Tuesday, May 29, 2012

Psychic shmychic.


When Kelly suggested I see her psychic counselor on the West side of LA to help me through some issues I'm experiencing, I laughed. I asked her if this counselor used any cold-reading techniques, which is something employed by 99.99% (probably) of supposed “psychics.” Typically, they start by saying something vague, citing an object or a name, while the customer eagerly deciphers the psychic's cryptic message.  It's kind of like a Rorschach test, only taken way too literally.  



I see a fucking bat.”


Oh, shit? Well, I'm fucking batman. That's why you see a bat.

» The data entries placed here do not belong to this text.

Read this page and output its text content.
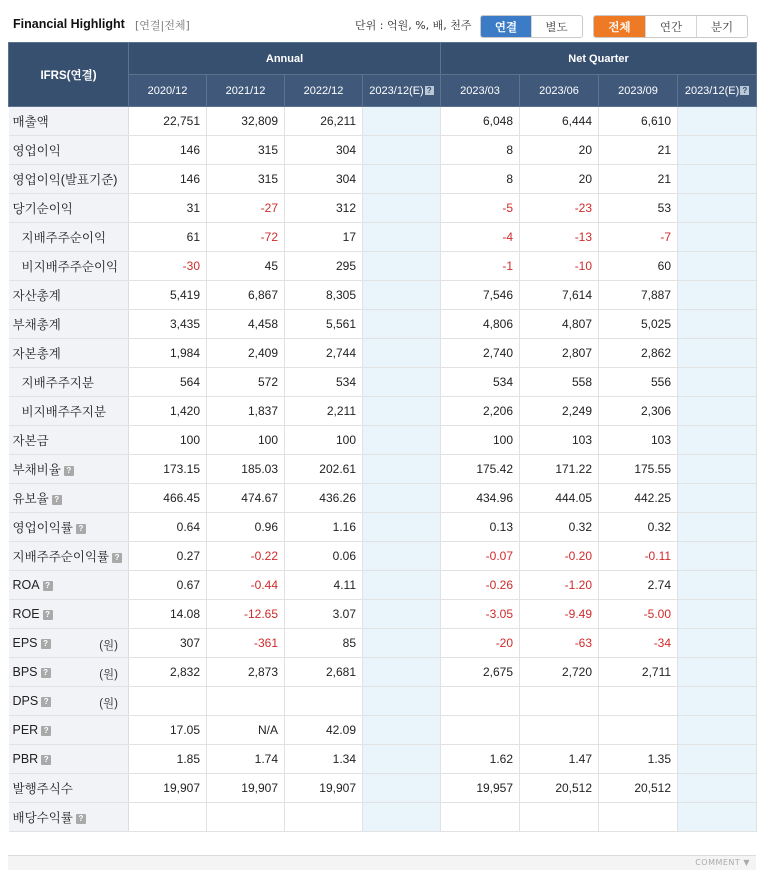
Financial Highlight [연결|전체]	단위 : 억원, %, 배, 천주	연결	별도	전체	연간	분기
IFRS(연결)	Annual				Net Quarter			
	2020/12	2021/12	2022/12	2023/12(E) ?	2023/03	2023/06	2023/09	2023/12(E) ?
매출액	22,751	32,809	26,211		6,048	6,444	6,610	
영업이익	146	315	304		8	20	21	
영업이익(발표기준)	146	315	304		8	20	21	
당기순이익	31	-27	312		-5	-23	53	
지배주주순이익	61	-72	17		-4	-13	-7	
비지배주주순이익	-30	45	295		-1	-10	60	
자산총계	5,419	6,867	8,305		7,546	7,614	7,887	
부채총계	3,435	4,458	5,561		4,806	4,807	5,025	
자본총계	1,984	2,409	2,744		2,740	2,807	2,862	
지배주주지분	564	572	534		534	558	556	
비지배주주지분	1,420	1,837	2,211		2,206	2,249	2,306	
자본금	100	100	100		100	103	103	
부채비율 ?	173.15	185.03	202.61		175.42	171.22	175.55	
유보율 ?	466.45	474.67	436.26		434.96	444.05	442.25	
영업이익률 ?	0.64	0.96	1.16		0.13	0.32	0.32	
지배주주순이익률 ?	0.27	-0.22	0.06		-0.07	-0.20	-0.11	
ROA ?	0.67	-0.44	4.11		-0.26	-1.20	2.74	
ROE ?	14.08	-12.65	3.07		-3.05	-9.49	-5.00	
EPS ? (원)	307	-361	85		-20	-63	-34	
BPS ? (원)	2,832	2,873	2,681		2,675	2,720	2,711	
DPS ? (원)								

PER ?	17.05	N/A	42.09					
PBR ?	1.85	1.74	1.34		1.62	1.47	1.35	
발행주식수	19,907	19,907	19,907		19,957	20,512	20,512	
배당수익률 ?								
COMMENT ▼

Also, my best friend just died, and he was really into bats.


Oh, well, because I see your best friend, too.”



Still, Kelly insisted that her counselor was legit, that his readings were eerily accurate and I should give him a shot.  Since I'm somewhat in crisis, I figured what the hell.  Isn't that how these things work, anyway?  The only people who see a psychic are those currently dealing with a tumultuous relationship, the death of a loved one or some miscellaneous personal disaster.  


I knew things weren't going well in the first five minutes. During that time, he stated that I wanted to be more than a hairdresser (right), but that I was not aware of this fact (wrong). He said that my mother would say things she didn't mean, and asked if she was an addict. In reality, my mother has late stage Alzheimer's Disease, and she can't speak at all.

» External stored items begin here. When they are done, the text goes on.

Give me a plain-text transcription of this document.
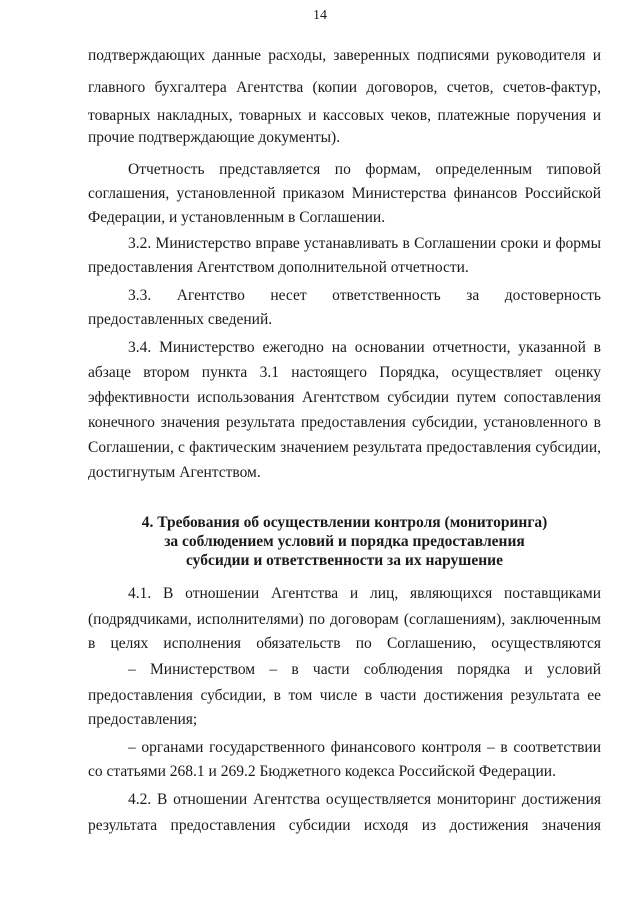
14
подтверждающих данные расходы, заверенных подписями руководителя и
главного бухгалтера Агентства (копии договоров, счетов, счетов-фактур,
товарных накладных, товарных и кассовых чеков, платежные поручения и
прочие подтверждающие документы).
Отчетность представляется по формам, определенным типовой
соглашения, установленной приказом Министерства финансов Российской
Федерации, и установленным в Соглашении.
3.2. Министерство вправе устанавливать в Соглашении сроки и формы
предоставления Агентством дополнительной отчетности.
3.3. Агентство несет ответственность за достоверность
предоставленных сведений.
3.4. Министерство ежегодно на основании отчетности, указанной в
абзаце втором пункта 3.1 настоящего Порядка, осуществляет оценку
эффективности использования Агентством субсидии путем сопоставления
конечного значения результата предоставления субсидии, установленного в
Соглашении, с фактическим значением результата предоставления субсидии,
достигнутым Агентством.
4. Требования об осуществлении контроля (мониторинга)
за соблюдением условий и порядка предоставления
субсидии и ответственности за их нарушение
4.1. В отношении Агентства и лиц, являющихся поставщиками
(подрядчиками, исполнителями) по договорам (соглашениям), заключенным
в целях исполнения обязательств по Соглашению, осуществляются
– Министерством – в части соблюдения порядка и условий
предоставления субсидии, в том числе в части достижения результата ее
предоставления;
– органами государственного финансового контроля – в соответствии
со статьями 268.1 и 269.2 Бюджетного кодекса Российской Федерации.
4.2. В отношении Агентства осуществляется мониторинг достижения
результата предоставления субсидии исходя из достижения значения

Fifteen minutes later, things changed. Without volunteering any information about myself, he seemed to know some very accurate and personal details about me.  He even seemed to know the personalities with which I'm currently dealing, right on down to a very eerie, creepy moment where he mimicked the exact mannerisms an acquaintance of mine has when he thinks he's said something clever. How he knew that, I have no idea, but it sent chills through my body. Maybe in some respects he is a legitimate psychic. But all my sensibilities tell me that he analyzed me thoroughly enough in my own mannerisms, dress and speech to assume I probably hang out with assholes. Who knows. He also knew I was creative, but so is everyone else in Los Angeles.

Back when I was 19, I believed in all sorts of bullshit!
Hell yeah, that's a ouija board!

I'm not easy to manipulate, and I don't trust someone who tries. Yet I found myself actually wishing I could believe he had a connection to some higher plane, even when I don't believe one exists. If this man is truly “sensitive” to those around him, shouldn't he have sensed that I called his bullshit? Shouldn't he have gone to DEFCON 4 and fancied up the charade with more assumptions about the men in my life? He was right on with that shit.

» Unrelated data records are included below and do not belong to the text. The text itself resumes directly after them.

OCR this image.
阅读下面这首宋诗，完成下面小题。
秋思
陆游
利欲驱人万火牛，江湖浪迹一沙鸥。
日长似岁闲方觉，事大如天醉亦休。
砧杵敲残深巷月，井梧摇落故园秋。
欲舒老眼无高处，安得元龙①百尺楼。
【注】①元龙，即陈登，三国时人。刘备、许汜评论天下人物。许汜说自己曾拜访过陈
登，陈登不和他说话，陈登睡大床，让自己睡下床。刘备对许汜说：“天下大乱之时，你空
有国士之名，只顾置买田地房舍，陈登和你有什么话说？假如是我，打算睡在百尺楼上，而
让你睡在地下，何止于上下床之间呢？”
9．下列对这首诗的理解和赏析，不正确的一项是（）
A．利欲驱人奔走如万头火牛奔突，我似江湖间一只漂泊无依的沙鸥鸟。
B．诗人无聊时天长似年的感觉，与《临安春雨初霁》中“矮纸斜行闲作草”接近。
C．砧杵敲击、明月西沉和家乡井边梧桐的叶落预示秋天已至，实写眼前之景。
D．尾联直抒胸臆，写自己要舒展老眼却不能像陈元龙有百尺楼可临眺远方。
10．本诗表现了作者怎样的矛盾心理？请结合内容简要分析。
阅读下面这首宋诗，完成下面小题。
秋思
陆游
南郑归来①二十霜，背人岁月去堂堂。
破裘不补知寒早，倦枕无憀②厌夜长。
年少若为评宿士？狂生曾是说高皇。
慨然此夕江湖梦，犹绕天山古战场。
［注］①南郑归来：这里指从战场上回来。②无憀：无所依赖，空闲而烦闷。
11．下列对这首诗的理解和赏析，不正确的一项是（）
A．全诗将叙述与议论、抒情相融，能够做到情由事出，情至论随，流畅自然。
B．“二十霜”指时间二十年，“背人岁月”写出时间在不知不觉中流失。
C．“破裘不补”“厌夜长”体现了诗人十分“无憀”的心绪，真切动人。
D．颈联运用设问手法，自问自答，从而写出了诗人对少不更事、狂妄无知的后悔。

Instead, I'm stuck in reality with the rest of the assholes who don't believe in this spiritism crap. I will probably always giggle a little to myself whenever my yoga instructors talk about how a particular posture or breathing pattern “alleviates us of all our future karma,” but will apparently do little with the Taco Bell I shame-ate the previous night. I will probably always roll my eyes when I smell nag champa. And the heavens that don't exist help you if you come at me with a tuning fork, because I will yank that shit out of your hand and hell NO, I won't give it back. Life is meant to be equally saturated with happiness and knowing what you want as it is with confusion, depression and feeling completely lost. It's my fucking Rorschach test, damnit, and I'll figure it out myself.